第38話 旅行へ
テスト当日、俺はたしかな手応えと共に胸を張って家に帰っていた。
過去最高の出来だ。これならクラス10位以内どころか、学年10位以内。下手したら、学年1位まで見えるというレベルの出来だった。
いや、やっぱ鳴には勝ち目がないので、2位にしておこう。あっはっは、俺って謙虚だなあ~。
翌日。
「成瀬さん、クラス順位16位でしたよ」
「――――え?」
翌日の夜、何故か相坂さんから明かされた順位は、クラス16位という数字だった。
――ん?
「いやいや、そんな冗談勘弁してくださいよ~」
「
――ん?
「ああ、学年16位だったんですか。いやあ、学年2位かなと思ってたんですが」
「どうしてそこまで思い上がれるんですか。クラスで16位です」
――ん?
「そ、そんなわけないじゃないですか‼ 俺、今回の手応え的には全教科で平均点いってるはずですよ‼」
「そうです。だから16位なんです。クラスで真ん中です」
ちょっと待て。何かがおかしい。
「え……平均点取り続けたら、1位になるんじゃないんですか……?」
「えーとですね。殴りたいんですが、今非常にあなたのことを殴りたいんですが、傷心状態みたいなので我慢して説明をしますと。平均点を取り続けると、大体真ん中あたりの順位になります」
なんか難しいことを言ってる。うーん、よくわからないぞ。
「つまり、どういうことですか?」
「つまり、あなたがお気に入りだったエッチなビデオが、全てあなたの手元から消えてなくなります」
「なんとぉぉぉぉおおおおお――――――ッッ⁉」
「それでようやく状況が理解できるとは……面白い人ですね」
……あれだけ勉強頑張ったのに……。いろんな誘惑を押しのけて、一生懸命勉強したというのに、そんな……。この世界、頑張った人に対して冷たすぎるよ。

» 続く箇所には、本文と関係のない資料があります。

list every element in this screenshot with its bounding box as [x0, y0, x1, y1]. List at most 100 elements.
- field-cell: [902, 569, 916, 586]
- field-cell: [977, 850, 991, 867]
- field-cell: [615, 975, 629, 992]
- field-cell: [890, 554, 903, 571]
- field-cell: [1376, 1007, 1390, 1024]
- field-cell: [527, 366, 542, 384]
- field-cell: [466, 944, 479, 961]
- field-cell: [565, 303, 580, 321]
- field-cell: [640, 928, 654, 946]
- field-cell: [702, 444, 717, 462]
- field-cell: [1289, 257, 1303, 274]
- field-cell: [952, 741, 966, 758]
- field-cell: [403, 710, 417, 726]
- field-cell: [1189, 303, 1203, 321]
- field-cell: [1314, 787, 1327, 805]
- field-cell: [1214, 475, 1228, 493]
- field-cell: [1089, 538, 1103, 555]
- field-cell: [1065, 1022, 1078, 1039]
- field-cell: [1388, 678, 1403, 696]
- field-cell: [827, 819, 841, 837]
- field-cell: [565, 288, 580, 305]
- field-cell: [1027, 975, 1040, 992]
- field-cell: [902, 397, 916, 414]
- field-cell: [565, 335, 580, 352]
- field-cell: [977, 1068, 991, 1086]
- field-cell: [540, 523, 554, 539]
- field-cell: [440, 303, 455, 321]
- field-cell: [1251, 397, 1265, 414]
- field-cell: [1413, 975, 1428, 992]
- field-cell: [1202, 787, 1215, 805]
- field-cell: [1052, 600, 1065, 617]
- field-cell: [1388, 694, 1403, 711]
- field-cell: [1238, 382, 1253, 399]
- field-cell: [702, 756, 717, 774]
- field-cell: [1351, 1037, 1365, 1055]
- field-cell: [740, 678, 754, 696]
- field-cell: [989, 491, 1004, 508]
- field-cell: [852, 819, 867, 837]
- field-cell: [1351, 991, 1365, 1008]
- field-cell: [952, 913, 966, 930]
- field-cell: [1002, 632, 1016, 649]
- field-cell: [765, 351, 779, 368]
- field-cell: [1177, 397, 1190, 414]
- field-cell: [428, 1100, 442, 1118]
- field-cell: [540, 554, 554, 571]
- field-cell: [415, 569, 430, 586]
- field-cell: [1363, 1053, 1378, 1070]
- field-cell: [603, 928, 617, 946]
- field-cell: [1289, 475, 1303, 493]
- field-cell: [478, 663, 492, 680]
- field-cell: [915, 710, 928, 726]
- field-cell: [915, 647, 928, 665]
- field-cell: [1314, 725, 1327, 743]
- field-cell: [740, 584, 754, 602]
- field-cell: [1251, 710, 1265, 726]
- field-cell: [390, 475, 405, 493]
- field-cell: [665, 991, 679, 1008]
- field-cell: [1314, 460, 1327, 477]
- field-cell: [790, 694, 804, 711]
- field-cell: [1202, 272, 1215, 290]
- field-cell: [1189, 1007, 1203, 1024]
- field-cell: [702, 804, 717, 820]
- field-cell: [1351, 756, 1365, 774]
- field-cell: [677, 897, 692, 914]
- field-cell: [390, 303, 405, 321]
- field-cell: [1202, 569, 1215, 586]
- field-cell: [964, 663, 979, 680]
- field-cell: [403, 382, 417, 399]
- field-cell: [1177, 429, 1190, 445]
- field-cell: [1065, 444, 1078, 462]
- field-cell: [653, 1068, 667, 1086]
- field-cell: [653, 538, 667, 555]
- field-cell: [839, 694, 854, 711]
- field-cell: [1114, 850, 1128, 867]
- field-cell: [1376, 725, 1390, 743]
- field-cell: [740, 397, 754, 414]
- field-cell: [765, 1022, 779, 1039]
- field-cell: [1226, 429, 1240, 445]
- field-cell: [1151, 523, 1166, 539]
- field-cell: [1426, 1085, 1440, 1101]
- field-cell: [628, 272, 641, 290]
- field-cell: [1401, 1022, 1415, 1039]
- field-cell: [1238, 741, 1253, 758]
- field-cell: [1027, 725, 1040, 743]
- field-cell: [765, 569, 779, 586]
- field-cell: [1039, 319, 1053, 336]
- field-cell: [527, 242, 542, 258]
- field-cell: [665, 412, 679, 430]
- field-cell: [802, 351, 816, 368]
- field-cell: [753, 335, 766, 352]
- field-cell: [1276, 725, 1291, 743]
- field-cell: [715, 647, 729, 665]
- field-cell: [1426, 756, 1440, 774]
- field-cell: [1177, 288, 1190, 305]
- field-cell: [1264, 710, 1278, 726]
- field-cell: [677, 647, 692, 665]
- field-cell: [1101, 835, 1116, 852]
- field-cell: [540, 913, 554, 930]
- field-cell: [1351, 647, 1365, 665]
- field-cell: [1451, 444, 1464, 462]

「まあたしかに努力の成果は見られましたね。苦手な数学で平均点プラス5点。赤点すれすれだったことを思えば、かなりの成長だと思います」
「それでも、温泉旅行もなくなったんでしょ……?」
「まあ、残念ながら」
意外なことに、申し訳なさそうな顔をしている相坂さん。それだけ、俺の努力が認められたということだろうか。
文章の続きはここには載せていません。